A COP30 teve início em Belém do Pará, reunindo o Presidente da República, autoridades nacionais e líderes internacionais para inaugurar uma conferência de importância superlativa para o futuro do planeta. No contexto desse encontro global, com debates climáticos de altíssimo nível, o projeto Peace for All foi relançado em Belém como parte de uma mobilização que conjuga ação social, cultural e ambiental.
O evento de relançamento contou com a presença de apoiadores diversos, entre eles representantes de comunidades indígenas e ribeirinhas, reforçando o caráter plural da iniciativa. Em Belém, equipes do projeto distribuíram panfletos, promoveram campanhas de conscientização e convidaram participantes e moradores da cidade a assumir um papel ativo na construção do consenso e da paz por meio da sustentabilidade. O local da cidade histórica na Amazônia atribui ao ato uma simbologia ainda mais profunda: ali onde o rio abraça a floresta, a mensagem de pertencimento e responsabilidade coletiva ganha corpo.
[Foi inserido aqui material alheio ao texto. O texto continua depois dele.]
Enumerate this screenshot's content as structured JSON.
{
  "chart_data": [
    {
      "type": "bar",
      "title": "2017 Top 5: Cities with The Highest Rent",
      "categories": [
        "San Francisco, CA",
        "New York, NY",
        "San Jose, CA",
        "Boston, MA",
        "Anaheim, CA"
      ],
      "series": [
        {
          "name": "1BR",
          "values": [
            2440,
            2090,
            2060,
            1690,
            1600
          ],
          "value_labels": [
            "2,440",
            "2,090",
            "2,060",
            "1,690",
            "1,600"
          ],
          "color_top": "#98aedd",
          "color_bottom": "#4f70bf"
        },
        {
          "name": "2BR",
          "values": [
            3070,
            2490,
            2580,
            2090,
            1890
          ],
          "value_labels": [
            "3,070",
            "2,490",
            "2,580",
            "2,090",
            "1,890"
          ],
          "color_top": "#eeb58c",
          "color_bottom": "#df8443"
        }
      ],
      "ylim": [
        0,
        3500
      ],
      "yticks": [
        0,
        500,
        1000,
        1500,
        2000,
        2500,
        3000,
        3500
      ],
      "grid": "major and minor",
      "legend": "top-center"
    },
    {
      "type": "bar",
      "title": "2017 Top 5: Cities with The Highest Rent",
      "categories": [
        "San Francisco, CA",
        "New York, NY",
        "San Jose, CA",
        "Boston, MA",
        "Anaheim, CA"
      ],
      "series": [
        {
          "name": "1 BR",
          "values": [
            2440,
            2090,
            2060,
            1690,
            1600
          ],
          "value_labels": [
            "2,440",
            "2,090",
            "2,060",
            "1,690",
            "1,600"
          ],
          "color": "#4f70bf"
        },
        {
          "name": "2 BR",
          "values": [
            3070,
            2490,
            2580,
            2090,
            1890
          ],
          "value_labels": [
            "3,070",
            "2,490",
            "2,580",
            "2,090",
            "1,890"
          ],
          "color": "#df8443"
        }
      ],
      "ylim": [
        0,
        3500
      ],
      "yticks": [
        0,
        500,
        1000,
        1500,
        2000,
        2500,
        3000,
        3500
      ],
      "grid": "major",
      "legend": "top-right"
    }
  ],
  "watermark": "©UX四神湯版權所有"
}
O relançamento não foi apenas simbólico, mas articulado: a iniciativa aproveitou o momento em que a COP30 se desenvolve para destacar que diálogo e cooperação internacional caminham lado a lado com mudanças de cultura e consciência em nível local. A presença das comunidades indígenas e ribeirinhas lembrou que a paz não se constrói apenas em salas de conferência, mas no território vivo da floresta, das águas, das tradições e da convivência.
Mais do que distribuir materiais ou promover encontros, o Peace for All buscou em Belém reforçar que a sustentabilidade é o elo que liga a preservação da natureza à pacificação entre povos. Em um ambiente onde decisões políticas e negociações técnicas dominam a pauta, o projeto trouxe à tona o lembrete de que nenhum acordo global será duradouro se não estiver ancorado na consciência de pertencimento e no cuidado mútuo entre os seres humanos e o planeta.
Em Belém do Pará, palco da COP30, o relançamento do Peace for All se apresenta como um convite à responsabilidade compartilhada, de grandes lideranças e de cada indivíduo, para que a conferência marque não apenas compromissos climáticos, mas o início de um legado de comunhão, justiça e paz.